In summary, while the base model has a large potential context window, the `max_seq_length` during finetuning is often set based on a balance of available computational resources, memory constraints, the specific requirements of the finetuning task, and the characteristics of the training data. 2048 is a common and practical choice for many finetuning scenarios on typical hardware.

## `get_peft_model()` function explained

*   **`model`**: The base language model object you loaded previously (`meta-llama/Llama-3.2-3B` in this case).
*   **`r = 16`**: This is the "rank" of the low-rank matrices used in LoRA. A higher rank means more trainable parameters and potentially more expressiveness, but also higher memory usage and slower training. A value of 16 is a common starting point and often provides a good balance.
*   **`target_modules = target_modules`**: This specifies the list of module names where the LoRA adapters will be inserted.
*   **`lora_alpha = 16`**: This is a scaling factor for the LoRA weights. A higher `lora_alpha` gives more weight to the LoRA adaptations compared to the original pre-trained weights. A value equal to `r` (16 in this case) is a common practice.

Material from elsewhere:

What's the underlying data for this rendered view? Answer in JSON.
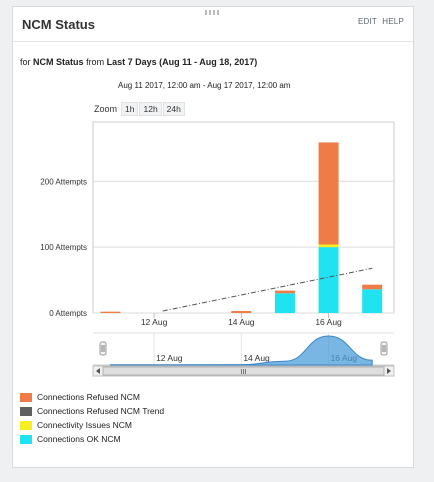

*   **`lora_dropout = 0`**: This sets the dropout rate for the LoRA layers. Dropout is a regularization technique to prevent overfitting. Setting it to 0 means no dropout is applied to the LoRA layers. Unsloth documentation often suggests 0 for better performance.
*   **`bias = "none"`**: This specifies whether bias terms should be trained alongside the LoRA weights. Setting it to `"none"` means no bias terms are trained, which is often recommended for LoRA.
*   **`use_gradient_checkpointing = "unsloth"`**: This enables gradient checkpointing, a technique that reduces memory usage during training by recomputing gradients for certain layers instead of storing them. Setting it to `"unsloth"` uses Unsloth's optimized implementation of gradient checkpointing, which is particularly useful for long sequences.
*   **`random_state = 3407`**: This sets the random seed for reproducibility.
*   **`use_rslora = False`**: RSLora is a variation of LoRA that scales `lora_alpha` with `1/sqrt(r)`. Setting it to `False` uses the standard LoRA scaling.
*   **`loftq_config = None`**: LoftQ is a method that can be used with LoRA for quantization-aware finetuning. Setting it to `None` means LoftQ is not used.